In the late 1990s, when my friends wanted mushrooms or 5MEO-DMT, they'd order from "Poisonous Non-Consumables" catalogs. Today, people are literally doing that (same words, even!), but for the next iteration of GLP1 drugs not yet on the wider market. Compounding pharmacies are selling "research chemicals", like in Bitcoin Mining Profit Calculator: Gaiden.
It is wild to me that compounding pharmacies continued to sell these in violation of patents even after the expiration of the FDA supply shortfall status last year -- but I suppose there's so much money in it they don't want to give it up.
https://www.fda.gov/drugs/drug-safety-and-availability/fda-c...
It should be more or less the same thing as the legit stuff, but it is made with a different process, with different excipients, etc. For those going the more legit route, FDA registered still does not mean FDA inspected or that the FDA has signed off on them as being a reputable manufacturer.
There has also been cases of compounding pharmacies offering reta and other unapproved peptides, resulting in the FDA sending lots of angry letters to state pharmacy certification boards.
Every other source is acquiring the APIs from China and effectively buying from the same sources that the random sites selling a vial of lypholized “research chemical” powder are getting it from.
The huge compounding companies might skip the lypholization step and mix it directly due to cost savings at scale, but it’s effectively the same sources you could buy direct from China from if you spent a bit of time researching.
I think what’s happening now is about right. FDA approval process for the vast majority of people, and make those who want to play drug astronaut biohacker find it via underground methods. No reason to crack down super hard on such folks since the societal impact is likely net positive - unlike fentanyl or what have you.

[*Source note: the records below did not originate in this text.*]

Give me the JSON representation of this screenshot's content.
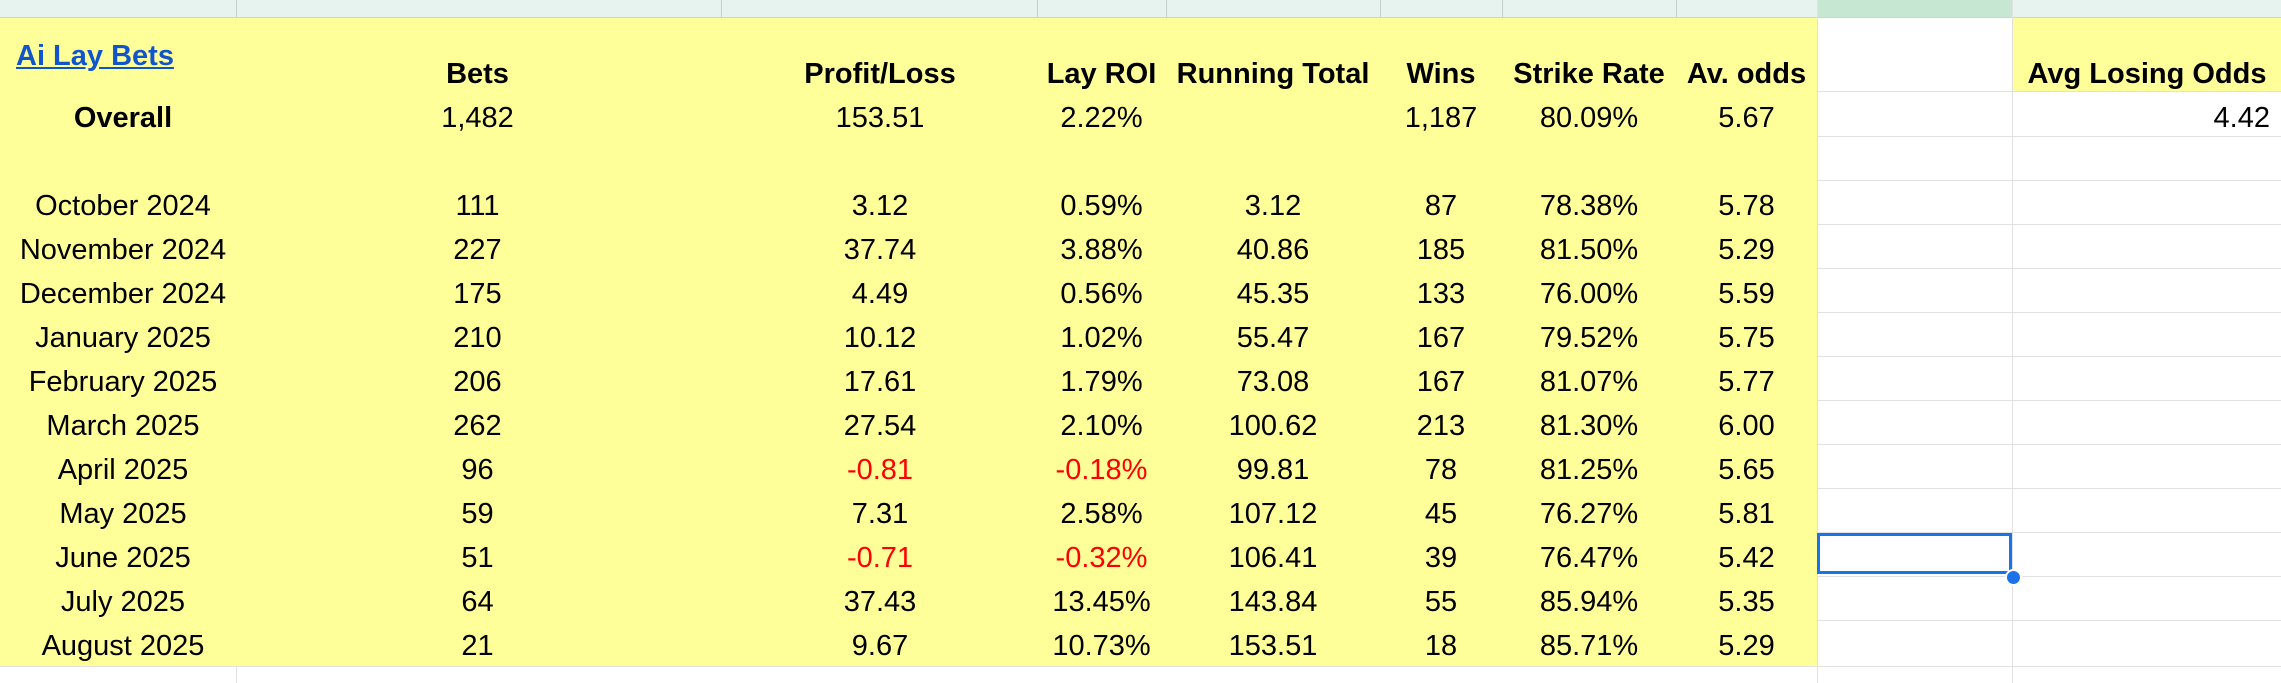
{
  "sheet": {
    "title_link": "Ai Lay Bets",
    "headers": {
      "bets": "Bets",
      "profit_loss": "Profit/Loss",
      "lay_roi": "Lay ROI",
      "running_total": "Running Total",
      "wins": "Wins",
      "strike_rate": "Strike Rate",
      "av_odds": "Av. odds",
      "avg_losing_odds": "Avg Losing Odds"
    },
    "overall": {
      "label": "Overall",
      "bets": "1,482",
      "profit_loss": "153.51",
      "lay_roi": "2.22%",
      "running_total": "",
      "wins": "1,187",
      "strike_rate": "80.09%",
      "av_odds": "5.67",
      "avg_losing_odds": "4.42"
    },
    "months": [
      {
        "month": "October 2024",
        "bets": "111",
        "profit_loss": "3.12",
        "lay_roi": "0.59%",
        "running_total": "3.12",
        "wins": "87",
        "strike_rate": "78.38%",
        "av_odds": "5.78",
        "negative": false
      },
      {
        "month": "November 2024",
        "bets": "227",
        "profit_loss": "37.74",
        "lay_roi": "3.88%",
        "running_total": "40.86",
        "wins": "185",
        "strike_rate": "81.50%",
        "av_odds": "5.29",
        "negative": false
      },
      {
        "month": "December 2024",
        "bets": "175",
        "profit_loss": "4.49",
        "lay_roi": "0.56%",
        "running_total": "45.35",
        "wins": "133",
        "strike_rate": "76.00%",
        "av_odds": "5.59",
        "negative": false
      },
      {
        "month": "January 2025",
        "bets": "210",
        "profit_loss": "10.12",
        "lay_roi": "1.02%",
        "running_total": "55.47",
        "wins": "167",
        "strike_rate": "79.52%",
        "av_odds": "5.75",
        "negative": false
      },
      {
        "month": "February 2025",
        "bets": "206",
        "profit_loss": "17.61",
        "lay_roi": "1.79%",
        "running_total": "73.08",
        "wins": "167",
        "strike_rate": "81.07%",
        "av_odds": "5.77",
        "negative": false
      },
      {
        "month": "March 2025",
        "bets": "262",
        "profit_loss": "27.54",
        "lay_roi": "2.10%",
        "running_total": "100.62",
        "wins": "213",
        "strike_rate": "81.30%",
        "av_odds": "6.00",
        "negative": false
      },
      {
        "month": "April 2025",
        "bets": "96",
        "profit_loss": "-0.81",
        "lay_roi": "-0.18%",
        "running_total": "99.81",
        "wins": "78",
        "strike_rate": "81.25%",
        "av_odds": "5.65",
        "negative": true
      },
      {
        "month": "May 2025",
        "bets": "59",
        "profit_loss": "7.31",
        "lay_roi": "2.58%",
        "running_total": "107.12",
        "wins": "45",
        "strike_rate": "76.27%",
        "av_odds": "5.81",
        "negative": false
      },
      {
        "month": "June 2025",
        "bets": "51",
        "profit_loss": "-0.71",
        "lay_roi": "-0.32%",
        "running_total": "106.41",
        "wins": "39",
        "strike_rate": "76.47%",
        "av_odds": "5.42",
        "negative": true
      },
      {
        "month": "July 2025",
        "bets": "64",
        "profit_loss": "37.43",
        "lay_roi": "13.45%",
        "running_total": "143.84",
        "wins": "55",
        "strike_rate": "85.94%",
        "av_odds": "5.35",
        "negative": false
      },
      {
        "month": "August 2025",
        "bets": "21",
        "profit_loss": "9.67",
        "lay_roi": "10.73%",
        "running_total": "153.51",
        "wins": "18",
        "strike_rate": "85.71%",
        "av_odds": "5.29",
        "negative": false
      }
    ],
    "colors": {
      "highlight": "#ffff99",
      "negative": "#ff0000",
      "link": "#1155cc",
      "selection": "#1a73e8"
    }
  }
}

Perhaps there could be better enforcement for the folks being totally blatant about it as it risks going “mainstream” and hitting people who don’t have informed consent, but I imagine that’s coming as law enforcement catches up.
What culminated these past 2 weeks will be a great FT Big Read to participate in later. Years of work.
There's a reason the major Indian generics manufacturers like Cipla have partnered with Ely Lilly [0] and Novo Nordisk [1] for exclusivity deals for GLP branding and IP even though it isn't required outside the US.
Keep screeching about H1Bs and offshoring while sweetheart deals are signed with the Trump admin [2] by lobbyng with the right leverage points [3][4][5][6] and threatening the right GOP ruled states with tariffs [7][8].
Thanks to Trump, India has finally began reversing the brain drain, and with it bringing Big Tech [9], Big Pharma (already mentioned), Big Oil [10], and Wall Street [11] back.
[0] - https://www.reuters.com/business/healthcare-pharmaceuticals/...
[1] - https://www.reuters.com/business/healthcare-pharmaceuticals/...
[2] - https://www.whitehouse.gov/briefings-statements/2026/02/unit...
[3] - https://www.trump.com/residential-real-estate-portfolio/trum...
[4] - https://www.trump.com/residential-real-estate-portfolio/trum...
[5] - https://www.trump.com/residential-real-estate-portfolio/trum...
[6] - https://www.trump.com/residential-real-estate-portfolio/trum...
[7] - https://www.daines.senate.gov/2026/01/20/daines-travels-to-i...
[8] - https://governor.iowa.gov/press-release/2025-09-16/gov-reyno...
[9] - https://www.bloomberg.com/news/articles/2025-12-11/india-dra...
[10] - https://www.wsj.com/business/energy-oil/big-oil-is-offshorin...
[11] - https://www.bloomberg.com/news/features/2025-11-11/trump-s-h...
“This is not the flex you think it is.”
But thanks for keeping us informed.
If you don't value IP and knowhow that's on you. Every piece of knowledge is valuable no matter what.
China did something similar 15 years ago when it was where India is today.
We also know how little it costs to lobby the US. Maybe the Chinese were a bit right - it's a bit like the late Qing period.